Appointed in September 2022 at the head of the Palais de la Porte-Dorée, in Paris, which houses the National Museum of the History of Immigration, Constance Rivière, who succeeded Pap Ndiaye, intends to attract a new audience to this place. which reopens on June 17 after three years of work and presents a completely renewed route.

The new route of the museum is inaugurated when a new law on immigration arrives in the National Assembly, sparking heated debates. Can an exhibition such as the one you are presenting play a role in changing perceptions and mentalities?

The new course is based on the idea of ​​bringing historicity and depth of field, especially scientific, back to the question of immigration, which is often crushed by blinding generalities and which prevents thought from sitting firmly on objective facts, on historical, sociological and demographic data.

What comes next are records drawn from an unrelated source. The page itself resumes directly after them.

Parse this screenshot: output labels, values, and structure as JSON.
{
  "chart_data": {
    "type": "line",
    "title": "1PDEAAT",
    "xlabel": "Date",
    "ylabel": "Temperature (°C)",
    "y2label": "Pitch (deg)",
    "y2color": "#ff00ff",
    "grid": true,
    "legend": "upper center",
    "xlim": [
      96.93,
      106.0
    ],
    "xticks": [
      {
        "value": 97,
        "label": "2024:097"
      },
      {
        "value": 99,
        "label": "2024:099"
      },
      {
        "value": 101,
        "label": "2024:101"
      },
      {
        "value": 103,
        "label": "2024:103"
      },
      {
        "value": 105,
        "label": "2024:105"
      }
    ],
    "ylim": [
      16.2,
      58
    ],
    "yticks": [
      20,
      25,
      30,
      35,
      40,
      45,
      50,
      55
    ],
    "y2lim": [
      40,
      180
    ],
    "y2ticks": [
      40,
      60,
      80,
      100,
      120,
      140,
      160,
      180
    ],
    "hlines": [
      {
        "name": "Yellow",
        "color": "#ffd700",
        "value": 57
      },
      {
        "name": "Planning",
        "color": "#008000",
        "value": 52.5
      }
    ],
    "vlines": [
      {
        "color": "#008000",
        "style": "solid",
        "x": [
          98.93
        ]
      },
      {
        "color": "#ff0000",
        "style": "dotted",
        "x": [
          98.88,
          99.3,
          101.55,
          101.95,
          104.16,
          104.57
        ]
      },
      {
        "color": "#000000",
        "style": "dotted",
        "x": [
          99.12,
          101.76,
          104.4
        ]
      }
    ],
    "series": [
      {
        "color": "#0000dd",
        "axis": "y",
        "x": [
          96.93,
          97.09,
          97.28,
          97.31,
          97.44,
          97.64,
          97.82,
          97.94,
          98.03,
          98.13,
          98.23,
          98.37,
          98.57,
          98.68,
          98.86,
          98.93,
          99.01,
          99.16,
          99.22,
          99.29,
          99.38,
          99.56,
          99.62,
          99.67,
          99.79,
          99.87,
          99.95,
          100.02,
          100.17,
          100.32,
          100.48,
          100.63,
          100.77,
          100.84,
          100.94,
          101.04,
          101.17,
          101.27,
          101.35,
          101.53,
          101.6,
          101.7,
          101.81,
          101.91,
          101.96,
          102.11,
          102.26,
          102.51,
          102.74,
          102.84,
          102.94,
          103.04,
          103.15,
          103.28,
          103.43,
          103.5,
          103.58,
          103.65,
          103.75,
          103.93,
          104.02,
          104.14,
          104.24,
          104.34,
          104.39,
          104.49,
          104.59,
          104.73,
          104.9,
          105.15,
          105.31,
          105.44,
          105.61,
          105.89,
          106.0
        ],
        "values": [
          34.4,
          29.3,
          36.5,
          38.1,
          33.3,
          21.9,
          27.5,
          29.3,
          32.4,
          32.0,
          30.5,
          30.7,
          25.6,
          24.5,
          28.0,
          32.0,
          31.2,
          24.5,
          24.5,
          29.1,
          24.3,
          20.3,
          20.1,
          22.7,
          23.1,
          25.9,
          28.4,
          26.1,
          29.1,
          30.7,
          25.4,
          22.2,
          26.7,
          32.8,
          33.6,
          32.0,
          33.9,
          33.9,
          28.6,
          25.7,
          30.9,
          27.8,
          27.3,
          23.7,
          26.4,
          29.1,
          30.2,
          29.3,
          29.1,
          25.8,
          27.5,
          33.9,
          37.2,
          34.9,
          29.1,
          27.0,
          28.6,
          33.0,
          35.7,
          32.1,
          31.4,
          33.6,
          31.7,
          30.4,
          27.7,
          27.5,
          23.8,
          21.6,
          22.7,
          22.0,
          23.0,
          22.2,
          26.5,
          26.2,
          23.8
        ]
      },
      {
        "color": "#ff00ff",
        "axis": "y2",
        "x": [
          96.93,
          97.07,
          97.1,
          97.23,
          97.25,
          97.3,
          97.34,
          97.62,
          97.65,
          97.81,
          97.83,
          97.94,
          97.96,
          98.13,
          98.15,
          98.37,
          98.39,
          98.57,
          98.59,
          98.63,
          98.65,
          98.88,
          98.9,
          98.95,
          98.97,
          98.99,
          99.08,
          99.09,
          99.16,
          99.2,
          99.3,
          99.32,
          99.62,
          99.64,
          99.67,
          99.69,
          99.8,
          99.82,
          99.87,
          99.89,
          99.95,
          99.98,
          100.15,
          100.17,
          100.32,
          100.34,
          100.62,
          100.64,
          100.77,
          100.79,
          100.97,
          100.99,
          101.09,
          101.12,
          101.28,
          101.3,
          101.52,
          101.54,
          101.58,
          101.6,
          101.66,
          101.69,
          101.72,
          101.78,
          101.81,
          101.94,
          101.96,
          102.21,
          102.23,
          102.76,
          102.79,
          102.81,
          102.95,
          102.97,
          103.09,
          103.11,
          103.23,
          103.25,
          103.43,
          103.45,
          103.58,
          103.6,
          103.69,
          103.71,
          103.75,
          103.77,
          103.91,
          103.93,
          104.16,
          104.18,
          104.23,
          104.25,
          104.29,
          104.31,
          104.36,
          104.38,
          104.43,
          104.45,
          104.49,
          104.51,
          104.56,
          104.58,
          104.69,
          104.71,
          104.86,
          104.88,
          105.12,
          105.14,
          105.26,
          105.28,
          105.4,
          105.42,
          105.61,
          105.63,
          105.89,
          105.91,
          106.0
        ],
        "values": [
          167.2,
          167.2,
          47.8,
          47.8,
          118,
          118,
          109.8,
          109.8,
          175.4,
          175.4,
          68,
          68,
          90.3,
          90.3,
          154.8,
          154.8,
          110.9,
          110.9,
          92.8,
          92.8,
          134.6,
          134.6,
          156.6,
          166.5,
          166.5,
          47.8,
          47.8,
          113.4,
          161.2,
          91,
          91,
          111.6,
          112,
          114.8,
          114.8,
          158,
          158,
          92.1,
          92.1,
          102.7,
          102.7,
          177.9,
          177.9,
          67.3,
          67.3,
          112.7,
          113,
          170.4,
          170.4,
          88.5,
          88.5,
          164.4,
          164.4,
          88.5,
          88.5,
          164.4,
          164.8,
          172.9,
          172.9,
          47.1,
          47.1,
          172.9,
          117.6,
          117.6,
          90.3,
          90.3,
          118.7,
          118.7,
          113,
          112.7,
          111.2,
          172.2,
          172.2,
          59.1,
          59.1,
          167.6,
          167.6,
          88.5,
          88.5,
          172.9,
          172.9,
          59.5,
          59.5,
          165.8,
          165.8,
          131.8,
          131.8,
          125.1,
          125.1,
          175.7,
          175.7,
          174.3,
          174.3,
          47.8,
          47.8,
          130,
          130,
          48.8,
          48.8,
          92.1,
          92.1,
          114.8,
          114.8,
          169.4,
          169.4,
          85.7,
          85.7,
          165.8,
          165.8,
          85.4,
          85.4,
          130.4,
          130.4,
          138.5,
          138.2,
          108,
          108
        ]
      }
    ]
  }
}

Historian Patrick Boucheron, professor at the Collège de France, who worked on the prefiguration report for the new museum, worked with nearly forty scientists from all disciplines. Four scientific curators wrote the texts that we interpreted with objects and works of art, and intimate journeys, life journeys. It is important that we remember that when we talk about immigration, we are talking about men and women.

We feel, on the part of the curators, a desire to present things in a balanced, non-militant way…

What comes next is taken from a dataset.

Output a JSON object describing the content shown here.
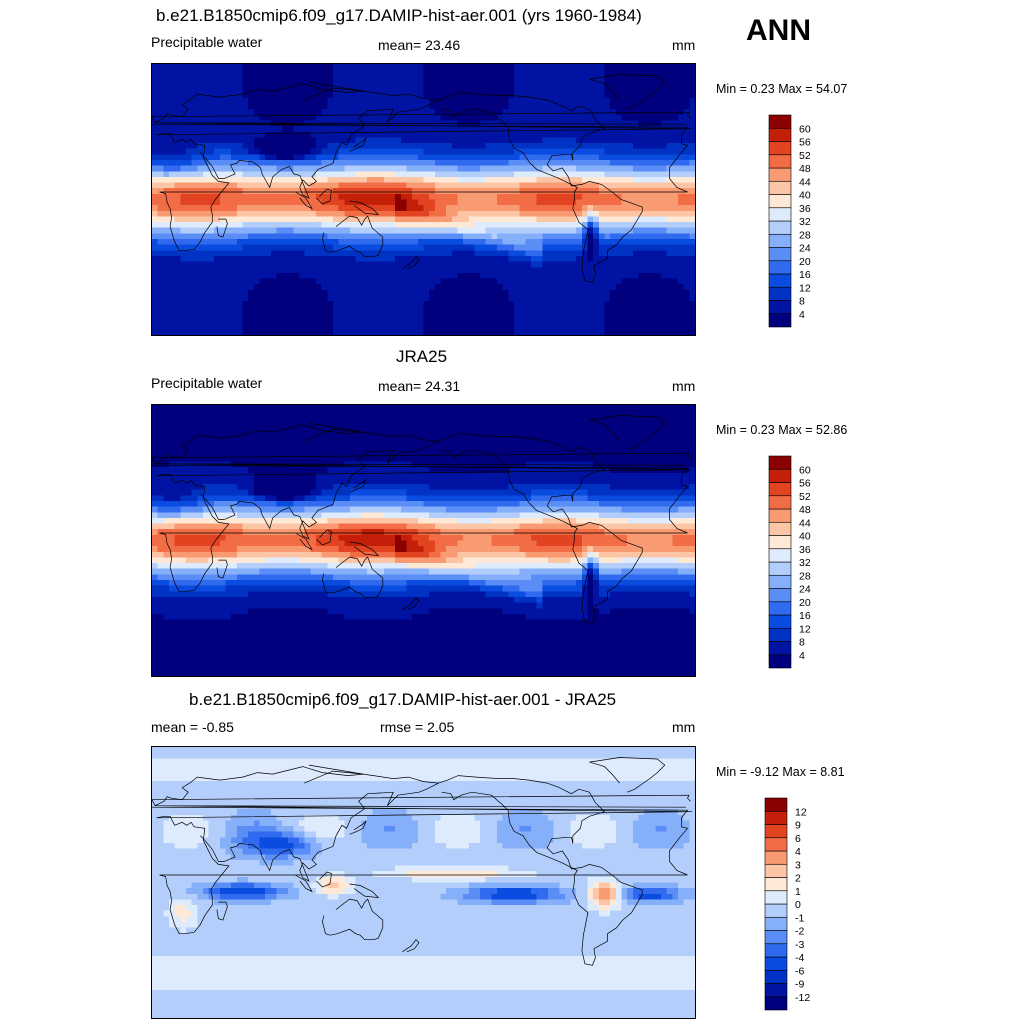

This museum is not intended to be a militant place. It is a place that can accommodate militant and diverse words on these subjects. But, as a national museum, our objective is to be able to pose calmly what has been, and what is the history of immigration in France, with areas that are painful, difficult, with successes, interbreeding that make up the face of France today, but also with struggles, difficulties in accessing nationality, a right that has evolved a lot. We must not be afraid of complexity.

The pedagogical concern is obvious. However, there are many texts to read, archival documents. What audience are you targeting primarily?

What we would like is to be accessible to everyone. Throughout the course, there are short, didactic texts, and developed labels, which allow you to go into detail for those who wish. But there is also a literary journey made in partnership with the Comédie-Française, a cinematographic approach, another musical. It’s about offering everyone an entry point that will make them want to better understand this story. And we are very keen that the museum be a place of transmission of memory and family transmission. We carry out work around oral mediation, we give keys to children so that they can question their parents and grandparents about their history.